E’ il codice di procedura penale che prevede che il decreto che dispone il processo non debba essere motivato a differenza della “sentenza di non luogo a procedere” che lo deve essere. Ed è esattamente quello che è accaduto nel caso Cella.
La decisione ribaltata in appello
La gip chiamata per prima a decidere se processare Annalucia Cecere per l’omicidio della giovane segretaria e Marco Soracco (insieme alla madre Marisa Bucchioni) per favoreggiamento, aveva detto che no, non c’erano abbastanza prove e con sentenza motivata aveva spiegato perché.
La pm Gabriella Dotto, che ha coordinato le nuove indagini della squadra mobile, aveva fatto ricorso alla Corte d’appello che è stata di parere opposto.

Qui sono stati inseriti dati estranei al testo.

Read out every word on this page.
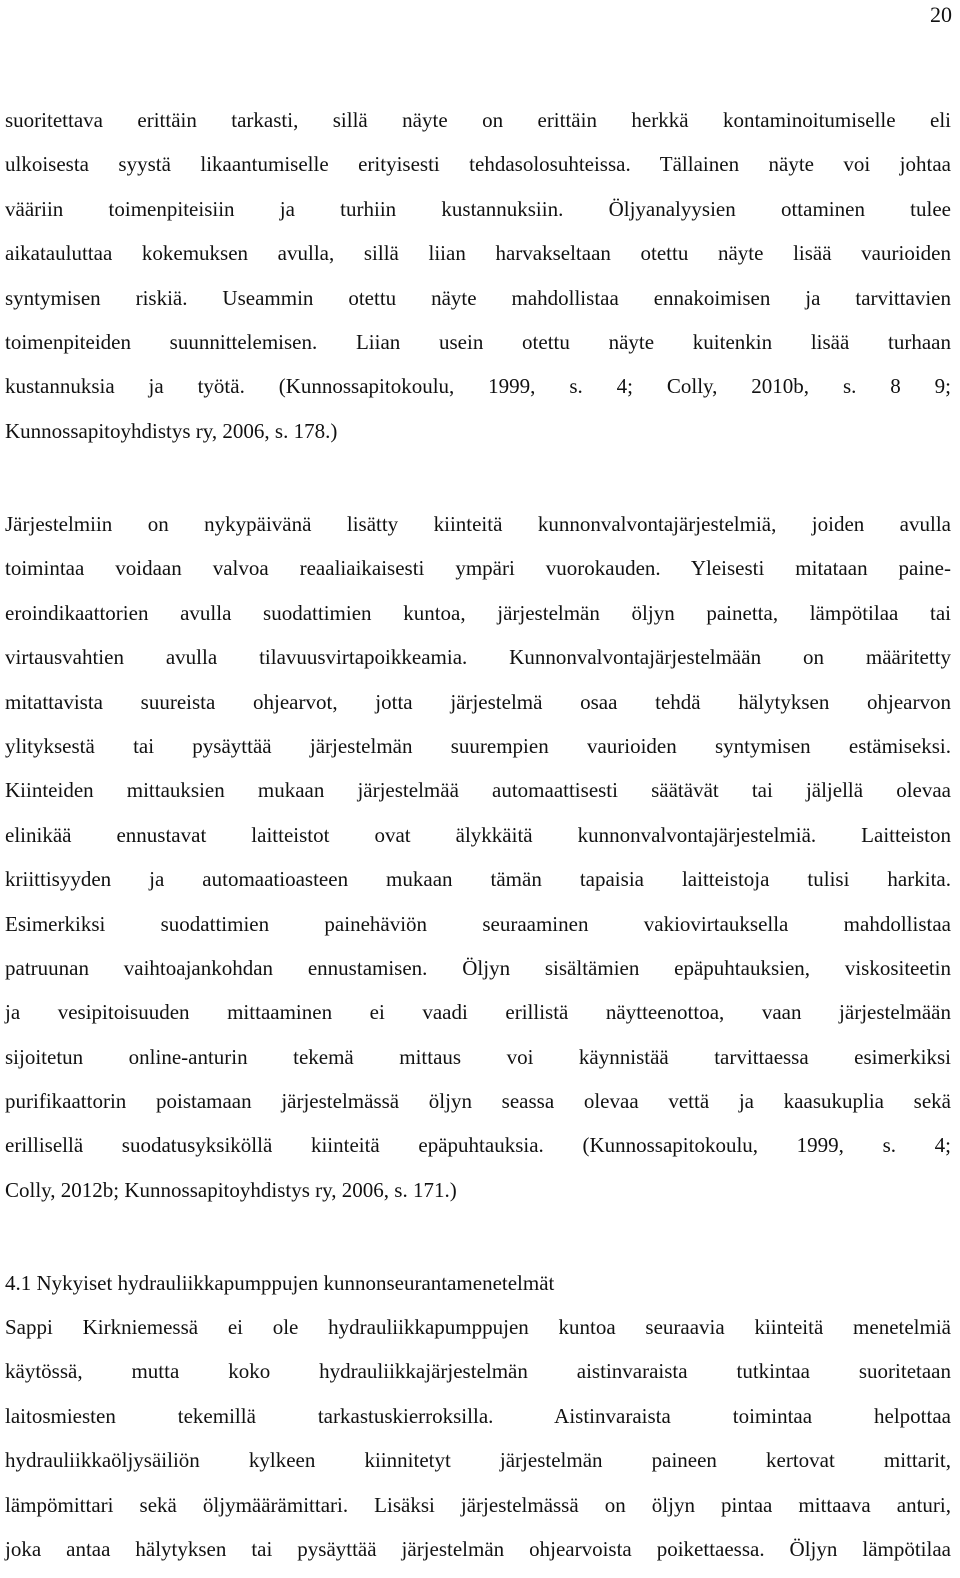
20
suoritettava erittäin tarkasti, sillä näyte on erittäin herkkä kontaminoitumiselle eli
ulkoisesta syystä likaantumiselle erityisesti tehdasolosuhteissa. Tällainen näyte voi johtaa
vääriin toimenpiteisiin ja turhiin kustannuksiin. Öljyanalyysien ottaminen tulee
aikatauluttaa kokemuksen avulla, sillä liian harvakseltaan otettu näyte lisää vaurioiden
syntymisen riskiä. Useammin otettu näyte mahdollistaa ennakoimisen ja tarvittavien
toimenpiteiden suunnittelemisen. Liian usein otettu näyte kuitenkin lisää turhaan
kustannuksia ja työtä. (Kunnossapitokoulu, 1999, s. 4; Colly, 2010b, s. 8 9;
Kunnossapitoyhdistys ry, 2006, s. 178.)
Järjestelmiin on nykypäivänä lisätty kiinteitä kunnonvalvontajärjestelmiä, joiden avulla
toimintaa voidaan valvoa reaaliaikaisesti ympäri vuorokauden. Yleisesti mitataan paine-
eroindikaattorien avulla suodattimien kuntoa, järjestelmän öljyn painetta, lämpötilaa tai
virtausvahtien avulla tilavuusvirtapoikkeamia. Kunnonvalvontajärjestelmään on määritetty
mitattavista suureista ohjearvot, jotta järjestelmä osaa tehdä hälytyksen ohjearvon
ylityksestä tai pysäyttää järjestelmän suurempien vaurioiden syntymisen estämiseksi.
Kiinteiden mittauksien mukaan järjestelmää automaattisesti säätävät tai jäljellä olevaa
elinikää ennustavat laitteistot ovat älykkäitä kunnonvalvontajärjestelmiä. Laitteiston
kriittisyyden ja automaatioasteen mukaan tämän tapaisia laitteistoja tulisi harkita.
Esimerkiksi suodattimien painehäviön seuraaminen vakiovirtauksella mahdollistaa
patruunan vaihtoajankohdan ennustamisen. Öljyn sisältämien epäpuhtauksien, viskositeetin
ja vesipitoisuuden mittaaminen ei vaadi erillistä näytteenottoa, vaan järjestelmään
sijoitetun online-anturin tekemä mittaus voi käynnistää tarvittaessa esimerkiksi
purifikaattorin poistamaan järjestelmässä öljyn seassa olevaa vettä ja kaasukuplia sekä
erillisellä suodatusyksiköllä kiinteitä epäpuhtauksia. (Kunnossapitokoulu, 1999, s. 4;
Colly, 2012b; Kunnossapitoyhdistys ry, 2006, s. 171.)
4.1 Nykyiset hydrauliikkapumppujen kunnonseurantamenetelmät
Sappi Kirkniemessä ei ole hydrauliikkapumppujen kuntoa seuraavia kiinteitä menetelmiä
käytössä, mutta koko hydrauliikkajärjestelmän aistinvaraista tutkintaa suoritetaan
laitosmiesten tekemillä tarkastuskierroksilla. Aistinvaraista toimintaa helpottaa
hydrauliikkaöljysäiliön kylkeen kiinnitetyt järjestelmän paineen kertovat mittarit,
lämpömittari sekä öljymäärämittari. Lisäksi järjestelmässä on öljyn pintaa mittaava anturi,
joka antaa hälytyksen tai pysäyttää järjestelmän ohjearvoista poikettaessa. Öljyn lämpötilaa
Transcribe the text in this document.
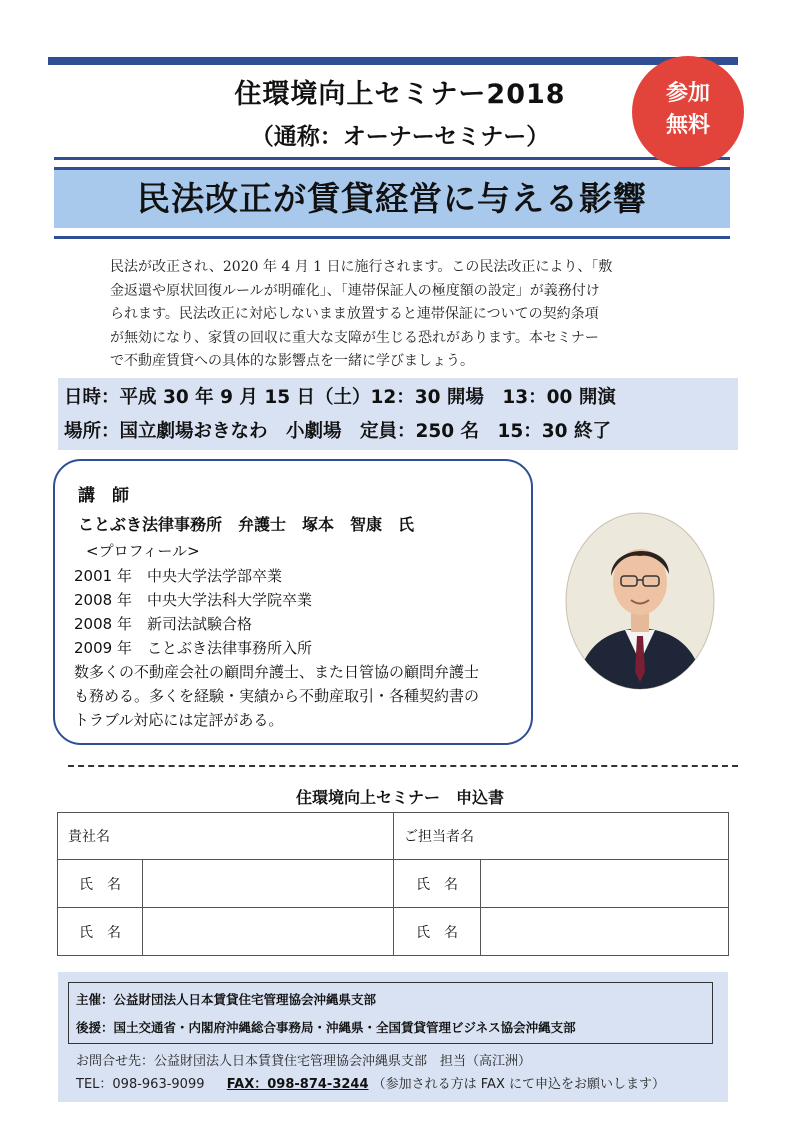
住環境向上セミナー2018
（通称：オーナーセミナー）
参加
無料
民法改正が賃貸経営に与える影響
民法が改正され、2020 年 4 月 1 日に施行されます。この民法改正により、「敷
金返還や原状回復ルールが明確化」、「連帯保証人の極度額の設定」が義務付け
られます。民法改正に対応しないまま放置すると連帯保証についての契約条項
が無効になり、家賃の回収に重大な支障が生じる恐れがあります。本セミナー
で不動産賃貸への具体的な影響点を一緒に学びましょう。
日時：平成 30 年 9 月 15 日（土）12：30 開場　13：00 開演
場所：国立劇場おきなわ　小劇場　定員：250 名　15：30 終了
講　師
ことぶき法律事務所　弁護士　塚本　智康　氏
<プロフィール>
2001 年　中央大学法学部卒業
2008 年　中央大学法科大学院卒業
2008 年　新司法試験合格
2009 年　ことぶき法律事務所入所
数多くの不動産会社の顧問弁護士、また日管協の顧問弁護士
も務める。多くを経験・実績から不動産取引・各種契約書の
トラブル対応には定評がある。
住環境向上セミナー　申込書
貴社名		ご担当者名	
氏　名		氏　名	
氏　名		氏　名	
主催：公益財団法人日本賃貸住宅管理協会沖縄県支部
後援：国土交通省・内閣府沖縄総合事務局・沖縄県・全国賃貸管理ビジネス協会沖縄支部
お問合せ先：公益財団法人日本賃貸住宅管理協会沖縄県支部　担当（高江洲）
TEL：098-963-9099 FAX：098-874-3244 （参加される方は FAX にて申込をお願いします）
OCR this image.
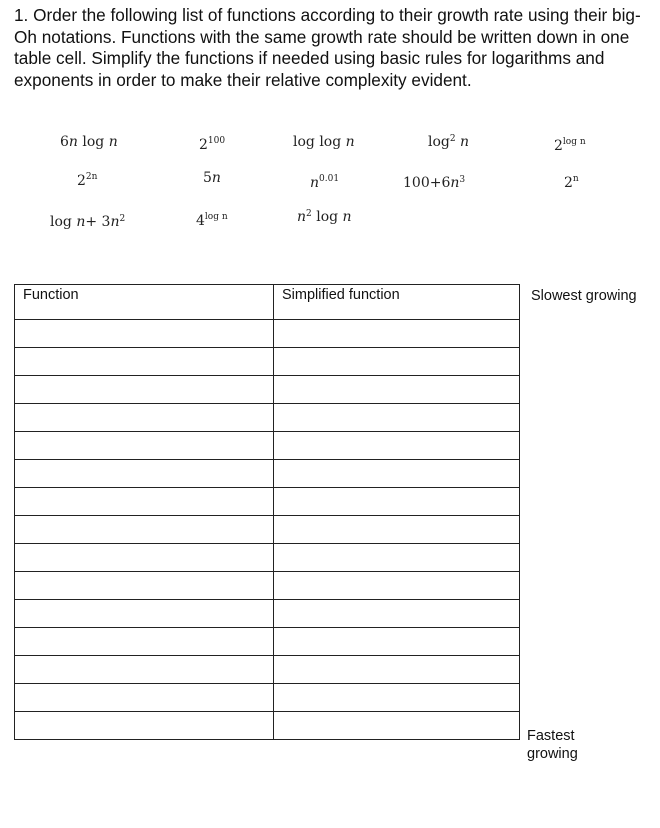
1. Order the following list of functions according to their growth rate using their big-Oh notations. Functions with the same growth rate should be written down in one table cell. Simplify the functions if needed using basic rules for logarithms and exponents in order to make their relative complexity evident.

6n log n	$2^{100}$	log log n	$\log^2 n$	$2^{log n}$
$2^{2n}$	5n	$n^{0.01}$	$100+6n^3$	2$^n$
$\log n+ 3n^2$	$4^{log n}$	$n^2$ log n
Function	Simplified function

		Slowest growing
Fastest
growing
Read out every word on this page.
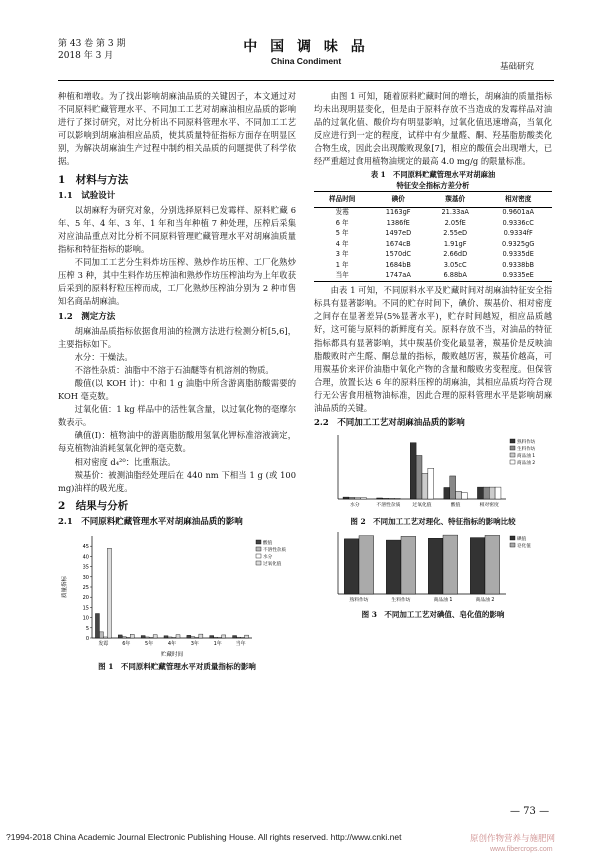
第 43 卷 第 3 期
2018 年 3 月
中 国 调 味 品
China Condiment
基础研究

种植和增收。为了找出影响胡麻油品质的关键因子，本文通过对不同原料贮藏管理水平、不同加工工艺对胡麻油相应品质的影响进行了探讨研究，对比分析出不同原料管理水平、不同加工工艺可以影响到胡麻油相应品质，使其质量特征指标方面存在明显区别，为解决胡麻油生产过程中制约相关品质的问题提供了科学依据。

1　材料与方法
1.1　试验设计

以胡麻籽为研究对象，分别选择原料已发霉样、原料贮藏 6 年、5 年、4 年、3 年、1 年和当年种植 7 种处理，压榨后采集对应油品重点对比分析不同原料管理贮藏管理水平对胡麻油质量指标和特征指标的影响。

不同加工工艺分生料炸坊压榨、熟炒作坊压榨、工厂化熟炒压榨 3 种，其中生料作坊压榨油和熟炒作坊压榨油均为上年收获后采到的原料籽粒压榨而成，工厂化熟炒压榨油分别为 2 种市售知名商品胡麻油。

1.2　测定方法

胡麻油品质指标依据食用油的检测方法进行检测分析[5,6]，主要指标如下。

水分：干燥法。

不溶性杂质：油脂中不溶于石油醚等有机溶剂的物质。

酸值(以 KOH 计)：中和 1 g 油脂中所含游离脂肪酸需要的 KOH 毫克数。

过氧化值：1 kg 样品中的活性氧含量，以过氧化物的毫摩尔数表示。

碘值(I)：植物油中的游离脂肪酸用氢氧化钾标准溶液滴定，每克植物油消耗氢氧化钾的毫克数。

相对密度 d₄²⁰：比重瓶法。

羰基价：被测油脂经处理后在 440 nm 下相当 1 g (或 100 mg)油样的吸光度。

2　结果与分析
2.1　不同原料贮藏管理水平对胡麻油品质的影响
0
5
10
15
20
25
30
35
40
45
发霉	6年	5年	4年	3年	1年	当年
酸值
不溶性杂质
水分
过氧化值
质量指标
贮藏时间
图 1　不同原料贮藏管理水平对质量指标的影响

由图 1 可知，随着原料贮藏时间的增长，胡麻油的质量指标均未出现明显变化，但是由于原料存放不当造成的发霉样品对油品的过氧化值、酸价均有明显影响，过氧化值迅速增高，当氧化反应进行到一定的程度，试样中有少量醛、酮、羟基脂肪酸类化合物生成，因此会出现酸败现象[7]，相应的酸值会出现增大，已经严重超过食用植物油规定的最高 4.0 mg/g 的限量标准。

表 1　不同原料贮藏管理水平对胡麻油
特征安全指标方差分析
样品时间	碘价	羰基价	相对密度
发霉	1163gF	21.33aA	0.9601aA
6 年	1386fE	2.05fE	0.9336cC
5 年	1497eD	2.55eD	0.9334fF
4 年	1674cB	1.91gF	0.9325gG
3 年	1570dC	2.66dD	0.9335dE
1 年	1684bB	3.05cC	0.9338bB
当年	1747aA	6.88bA	0.9335eE

由表 1 可知，不同原料水平及贮藏时间对胡麻油特征安全指标具有显著影响。不同的贮存时间下，碘价、羰基价、相对密度之间存在显著差异(5%显著水平)，贮存时间越短，相应品质越好，这可能与原料的新鲜度有关。原料存放不当，对油品的特征指标都具有显著影响，其中羰基价变化最显著，羰基价是反映油脂酸败时产生醛、酮总量的指标，酸败越厉害，羰基价越高，可用羰基价来评价油脂中氧化产物的含量和酸败劣变程度。但保管合理，放置长达 6 年的原料压榨的胡麻油，其相应品质均符合现行无公害食用植物油标准，因此合理的原料管理水平是影响胡麻油品质的关键。

2.2　不同加工工艺对胡麻油品质的影响
水分	不溶性杂质 过氧化值	酸值	相对密度
熟料作坊
生料作坊
商品油 1
商品油 2
图 2　不同加工工艺对理化、特征指标的影响比较
熟料作坊	生料作坊	商品油 1	商品油 2
碘值
皂化值
图 3　不同加工工艺对碘值、皂化值的影响
— 73 —
?1994-2018 China Academic Journal Electronic Publishing House. All rights reserved. http://www.cnki.net	原创作物营养与施肥网
www.fibercrops.com
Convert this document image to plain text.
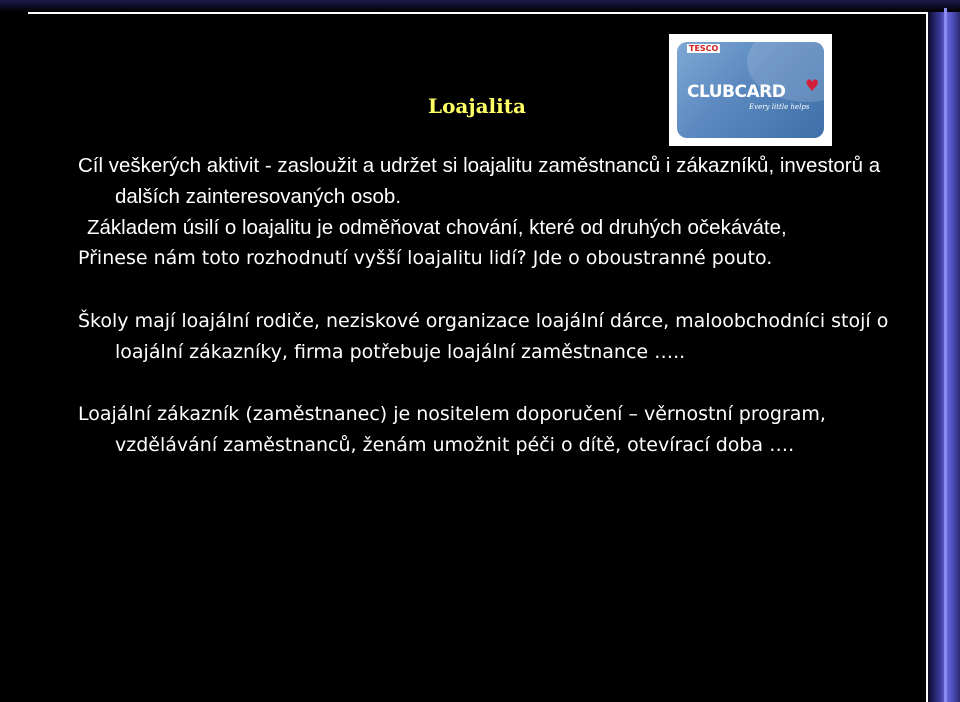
Loajalita
TESCO
CLUBCARD ♥
Every little helps

Cíl veškerých aktivit - zasloužit a udržet si loajalitu zaměstnanců i zákazníků, investorů a dalších zainteresovaných osob.

Základem úsilí o loajalitu je odměňovat chování, které od druhých očekáváte,

Přinese nám toto rozhodnutí vyšší loajalitu lidí? Jde o oboustranné pouto.

Školy mají loajální rodiče, neziskové organizace loajální dárce, maloobchodníci stojí o loajální zákazníky, firma potřebuje loajální zaměstnance …..

Loajální zákazník (zaměstnanec) je nositelem doporučení – věrnostní program, vzdělávání zaměstnanců, ženám umožnit péči o dítě, otevírací doba ….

Evidentemente convinta dagli elementi portati dall’accusa e illustrati dal procuratore generale Mario Pinelli ha disposto il rinvio a giudizio.
Il difensore di Soracco: “Anomalia legislativa”
Che appunto non deve per legge essere motivato, ma per l’avvocato Vernazza si tratta – spiega nel ricorso che sarà depositato il prossimo 6 febbraio – di una “anomalia legislativa per la quale a fronte di un provvedimento di proscioglimento motivato lo stesso può essere posto nel nulla dal giudice sovraordinato senza che la stessa abbia l’obbligo di motivare”. Per il difensore di Marco Soracco questa “anomalia” violerebbe fra l’altro l’articolo 111 della Costituzione che prevede che “tutti i provvedimenti giurisdizionali vanno motivati”.
Secondo Vernazza “gli imputati, sostanzialmente scagionati dal giudice naturale designato ed obbligato, giustamente, a dar conto dell’approdo eventuale ad una assoluzione dei medesimi si vedono rinviati al competente giudice dibattimentale senza poter conoscere le ragioni per le quali la Corte Territoriale li ritiene ‘meritevoli’ del rinvio a giudizio”. Nelle 11 pagine del ricorso l’avvocato se la prende con la riforma Cartabia sottolineando come “l’esigenza di una giustizia più rapida che deve trovare un ragionevole limite nella tutela dei diritti costituzionali di libertà costituenti fondamento della nostra Carta Costituzionale”.
Cosa succede adesso: gli scenari possibili
La decisione, nonostante del ricorso siano stati informati sia la Procura sia il presidente della Corte d’assise, potrà arrivare solo con il deposito formale della richiesta nella prima udienza del processo, il 6 febbraio davanti alla Corte d’assise. In quell’occasione il presidente Massimo Cusatti, dopo aver sentito le parti dovrà decidere se ritiene la questione ‘rilevante’ e quindi dovrà rinviare il processo fino a una pronuncia della Corte costituzionale, oppure no. In questo secondo caso, il processo, a quasi 30 anni dall’omicidio, potrà regolarmente procedere.